Between 2000 and 2009, more than $7.2 billion in international aid was provided for Palestinians. Also since 2000 Israel has repeatedly bombarded Palestinian public infrastructure in the West Bank and Gaza Strip, infrastructure that was subsidized by the international community and then rebuilt by the same international community. During Operation Cast Lead, which was launched December 2008, Israel targeted the Palestinian parliament; the Ministries of Foreign Affairs, Labor, Housing and Construction, Finance, and Justice; the Gaza Central Prison; and virtually all police stations. Israel damaged or destroyed more than 11,000 Gazan homes, 1,500 of which were built by the United Nations Relief and Works Agency for Palestine Refugees in the Near East (UNRWA). Almost 700 factories and business were also hit, including a few belonging to the Abu ‘Ida Cement and Construction Company, which had carried out the building work for Gaza’s power station, a US-Palestinian joint venture. Total property damage to civilian infrastructure was estimated to be $1.6-$1.9 billion.

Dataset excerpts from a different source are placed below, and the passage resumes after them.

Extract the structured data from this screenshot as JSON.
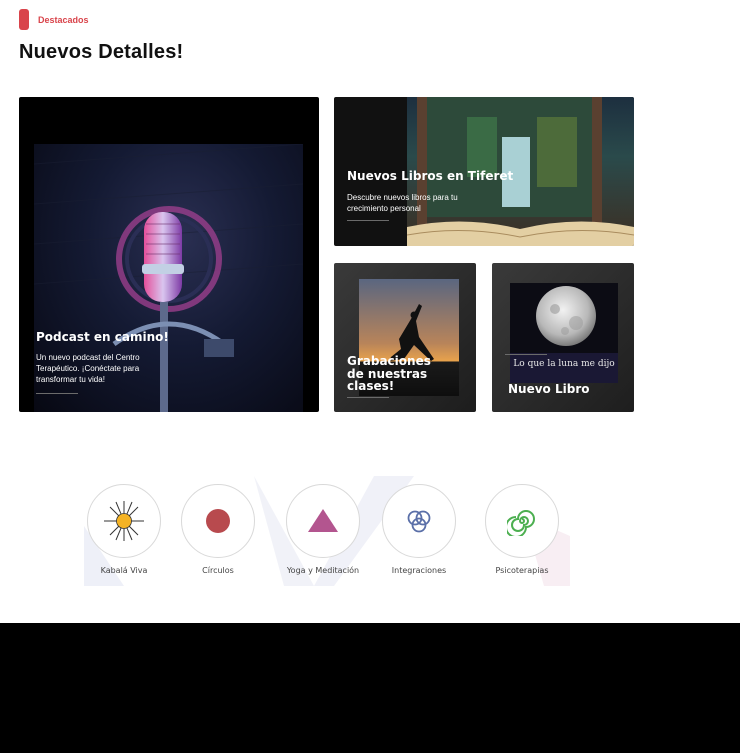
{
  "section": {
    "tag": "Destacados",
    "title": "Nuevos Detalles!"
  },
  "cards": {
    "podcast": {
      "title": "Podcast en camino!",
      "desc": "Un nuevo podcast del Centro Terapéutico. ¡Conéctate para transformar tu vida!"
    },
    "libros": {
      "title": "Nuevos Libros en Tiferet",
      "desc": "Descubre nuevos libros para tu crecimiento personal"
    },
    "grabaciones": {
      "title": "Grabaciones de nuestras clases!"
    },
    "libro": {
      "title": "Nuevo Libro",
      "cover_text": "Lo que la luna me dijo"
    }
  },
  "categories": [
    {
      "label": "Kabalá Viva",
      "icon": "sun-icon",
      "color": "#f5b324"
    },
    {
      "label": "Círculos",
      "icon": "circle-icon",
      "color": "#b84a4e"
    },
    {
      "label": "Yoga y Meditación",
      "icon": "triangle-icon",
      "color": "#b3558f"
    },
    {
      "label": "Integraciones",
      "icon": "rings-icon",
      "color": "#5a6fa8"
    },
    {
      "label": "Psicoterapias",
      "icon": "spiral-icon",
      "color": "#4caf50"
    }
  ],
  "colors": {
    "accent": "#d9444b"
  }
}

Aid has only served to normalize and entrench Israel’s occupation and system of apartheid. For example a report by the Applied Research Institute of Jerusalem in 2010 revealed that 32 percent of the Palestinian Authority roads funded and built by the United States Agency for International Development (USAID) reflected priorities in a proposal Israel presented to donors in 2004. Israel wanted donors to fund 500 kilometers of alternative roads to serve the Palestinians whom it was blocking from the main settler road network it had illegally constructed. The donors rejected the proposal at that time, but the PA and USAID ended up implementing 22 percent of Israel’s plan anyways. Thus international money was used to fund the development of an apartheid transportation network in the West Bank and East Jerusalem.
The international aid meant to promote Palestinian development and contribute towards ending the current impasse is useless when there is no international political will to pressure Israel to end its occupation and apartheid policies toward Palestinians. Palestinians wouldn’t have to rely so much on international aid if the Israeli occupation didn’t limit their economic development in the first place. The Presbyterians decision to not divest from companies such as Caterpillar and instead invest in building Palestinian infrastructure that Israel can destroy using Caterpillar bulldozers should serve as a lesson to international development agencies on how they should operate within situations of conflict and war without serving the interests of those who have more power.